Friends and family holds a candlelight vigil for Staff Sergeant Jeffery Reber, who suffered from post-traumatic stress disorder (PTSD) and committed suicide while on active duty with the U.S. Marines in 2014, at a memorial wall for fallen veterans in Long Beach, California, May 29, 2017. Reuters

Did you know that suicide is the tenth highest cause of death in the United States? And men die by suicide 3.5 times more than women.

According to 2015 official data by American Association of Suicidology, 121 people died by suicide every day out of which 93 were men. The recent death of 52-year-old Seattle grunge rock icon, Chris Cornell, who killed himself after a concert in Detroit came as a shocker to many but its a reflection of scores of middle-aged American men who attempt or die by suicide each day.

American Foundation for Suicide Prevention reported that white males accounted for 7 out of 10 suicides in 2015 and the rate of suicide is highest among the middle aged white men.

Read: 15 Signs That Could Show Tendencies In Young People To Commit Suicide

Is this a new phenomenon or has it been there since long? "Historically, suicide rates have always been higher for men", said Dr. Alex Crosby, surveillance branch chief in the Center for Disease Control and Prevention's (CDC) Division of Violence Prevention. "But what we've seen in these past few years is rates have been going up among males and females," he told journalists attending a National Press Foundation conference in September last year. "Still, rates are higher among males — about four times higher," US News & World Report had reported citing Crosby.

Middle-aged men (35 to 64 years of age), represent 19 percent of the population in the the U.S. and account for 40 percent of the suicides in the country. What's worrisome is that both — the number of men in this age group and their relative representation in the U.S. population — are increasing, according to a study done by Suicide Prevention Resource Center.

Doctors caution that untreated mental illness can make people more vulnerable. Dr. Dan Reidenberg, executive director of Suicide Awareness Voices of Education (SAVE) and managing director of the National Council for Suicide Prevention said that bipolar disorder, depression, anxiety disorder or any kind of the mood disorders are key contributors in terms of diagnoses, according to a report.

Schizophrenia and eating disorder are the other less frequent cited reasons for the rising number of suicides among men. Reidenberg added: "For some, especially males, especially under high-stress situations, the opioid epidemic and overdose has become a significant contributing factor to [suicide]."

Another contributing factor is that men tend to use methods that ensure death, unlike women. Men die by firearms or by suffocation, whereas women often try to poison themselves.

In 2010, 77 percent of suicides among middle-aged men was from firearms or hanging, compared with 49 percent of suicides among women.

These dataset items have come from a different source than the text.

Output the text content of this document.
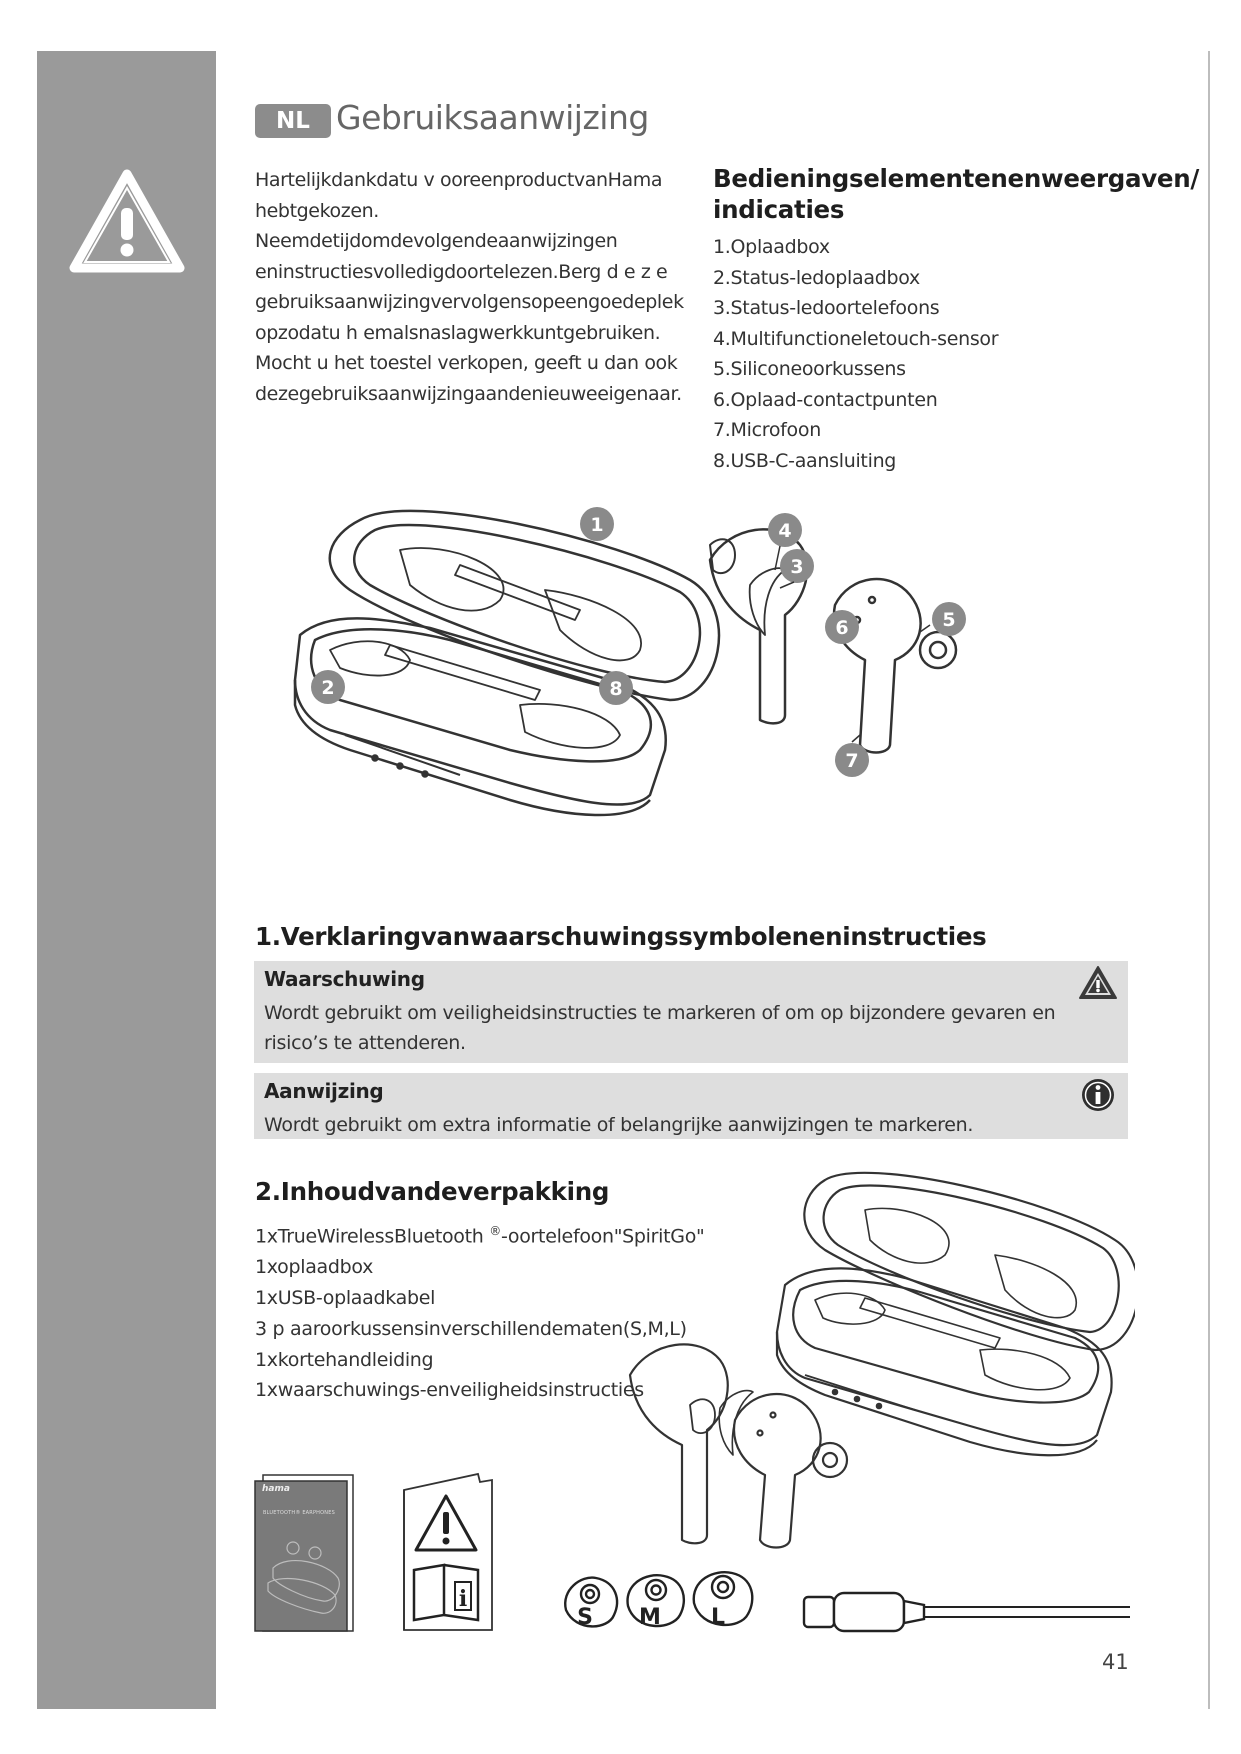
NL Gebruiksaanwijzing
Hartelijkdankdatu v ooreenproductvanHama
hebtgekozen.
Neemdetijdomdevolgendeaanwijzingen
eninstructiesvolledigdoortelezen.Berg d e z e
gebruiksaanwijzingvervolgensopeengoedeplek
opzodatu h emalsnaslagwerkkuntgebruiken.
Mocht u het toestel verkopen, geeft u dan ook
dezegebruiksaanwijzingaandenieuweeigenaar.
Bedieningselementenenweergaven/
indicaties
1.Oplaadbox
2.Status-ledoplaadbox
3.Status-ledoortelefoons
4.Multifunctioneletouch-sensor
5.Siliconeoorkussens
6.Oplaad-contactpunten
7.Microfoon
8.USB-C-aansluiting
1
2
3
4
5
6
7
8
1.Verklaringvanwaarschuwingssymboleneninstructies
Waarschuwing
Wordt gebruikt om veiligheidsinstructies te markeren of om op bijzondere gevaren en risico’s te attenderen.
Aanwijzing
Wordt gebruikt om extra informatie of belangrijke aanwijzingen te markeren.
2.Inhoudvandeverpakking
1xTrueWirelessBluetooth ®-oortelefoon"SpiritGo"
1xoplaadbox
1xUSB-oplaadkabel
3 p aaroorkussensinverschillendematen(S,M,L)
1xkortehandleiding
1xwaarschuwings-enveiligheidsinstructies
hama
BLUETOOTH® EARPHONES
i
S	M	L
41
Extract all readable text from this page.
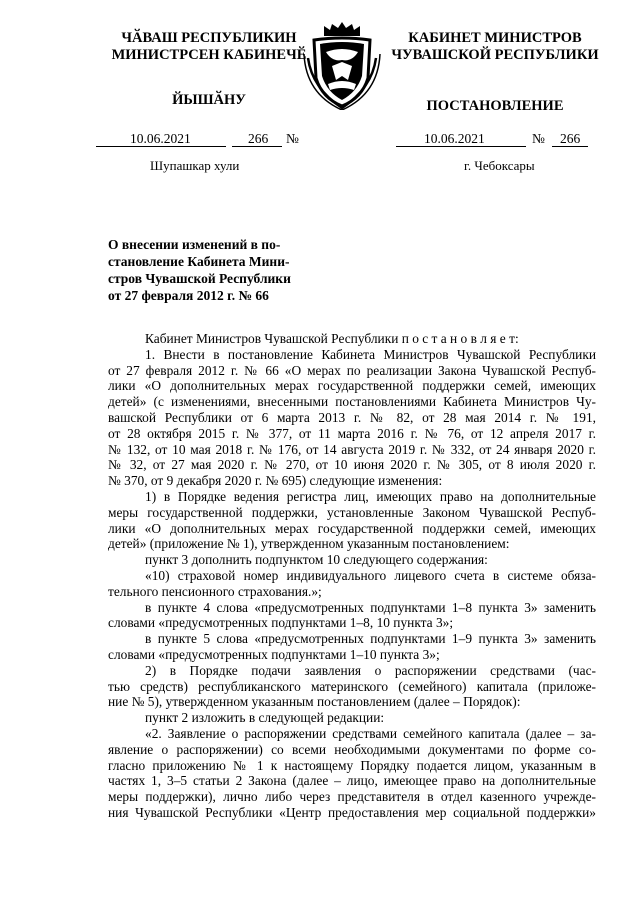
ЧӐВАШ РЕСПУБЛИКИН
МИНИСТРСЕН КАБИНЕЧӖ
ЙЫШӐНУ
КАБИНЕТ МИНИСТРОВ
ЧУВАШСКОЙ РЕСПУБЛИКИ
ПОСТАНОВЛЕНИЕ
10.06.2021	266 №	10.06.2021	№ 266
Шупашкар хули	г. Чебоксары
О внесении изменений в по-
становление Кабинета Мини-
стров Чувашской Республики
от 27 февраля 2012 г. № 66
Кабинет Министров Чувашской Республики п о с т а н о в л я е т:
1. Внести в постановление Кабинета Министров Чувашской Республики
от 27 февраля 2012 г. № 66 «О мерах по реализации Закона Чувашской Респуб-
лики «О дополнительных мерах государственной поддержки семей, имеющих
детей» (с изменениями, внесенными постановлениями Кабинета Министров Чу-
вашской Республики от 6 марта 2013 г. № 82, от 28 мая 2014 г. № 191,
от 28 октября 2015 г. № 377, от 11 марта 2016 г. № 76, от 12 апреля 2017 г.
№ 132, от 10 мая 2018 г. № 176, от 14 августа 2019 г. № 332, от 24 января 2020 г.
№ 32, от 27 мая 2020 г. № 270, от 10 июня 2020 г. № 305, от 8 июля 2020 г.
№ 370, от 9 декабря 2020 г. № 695) следующие изменения:
1) в Порядке ведения регистра лиц, имеющих право на дополнительные
меры государственной поддержки, установленные Законом Чувашской Респуб-
лики «О дополнительных мерах государственной поддержки семей, имеющих
детей» (приложение № 1), утвержденном указанным постановлением:
пункт 3 дополнить подпунктом 10 следующего содержания:
«10) страховой номер индивидуального лицевого счета в системе обяза-
тельного пенсионного страхования.»;
в пункте 4 слова «предусмотренных подпунктами 1–8 пункта 3» заменить
словами «предусмотренных подпунктами 1–8, 10 пункта 3»;
в пункте 5 слова «предусмотренных подпунктами 1–9 пункта 3» заменить
словами «предусмотренных подпунктами 1–10 пункта 3»;
2) в Порядке подачи заявления о распоряжении средствами (час-
тью средств) республиканского материнского (семейного) капитала (приложе-
ние № 5), утвержденном указанным постановлением (далее – Порядок):
пункт 2 изложить в следующей редакции:
«2. Заявление о распоряжении средствами семейного капитала (далее – за-
явление о распоряжении) со всеми необходимыми документами по форме со-
гласно приложению № 1 к настоящему Порядку подается лицом, указанным в
частях 1, 3–5 статьи 2 Закона (далее – лицо, имеющее право на дополнительные
меры поддержки), лично либо через представителя в отдел казенного учрежде-
ния Чувашской Республики «Центр предоставления мер социальной поддержки»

If you analyze the factors that are causing the spike in suicide rates for middle-aged men, there isn't just one, a report said citing Christine Moutier, M.D., the chief medical officer for the American Foundation for Suicide Prevention. She said that there are likely to be multiple factors behind this occurrence that makes middle-aged men more vulnerable.

For instance, generally, the nature of men is such that they tend to be more resistant than women when it comes to getting mental help in the first place. They operate under the belief that they can get through mental-related illnesses on their own, according to Moutier.

“The protective thing to do is reach out and connect with people, both interpersonally for social support, but also to access mental health care,” she said.

However, it is not always easy to make men seek professional help. Doreen Marshall, a psychologist and the vice president of programs at the American Foundation for Suicide Prevention, told NBC News that "you don't need to be a clinician to help somebody."

"Men may not seek help in the same way. It's even more important that family members and friends around them really try to engage the men they are concerned about," said Marshall.

Marshall said that traditional methods such as professional mental health clinics are not likely to work to combat suicide in middle-aged men. Hence, her organization has gone creative by reaching out to those men at risk, directly.

"We formed a partnership with the National Shooting Sports Foundation," said Marshall, "to get the message out to retailers and gun ranges, hunting clubs, those kinds of groups." Her organization targets gun shops and distributes pamphlet about suicide risk and prevention.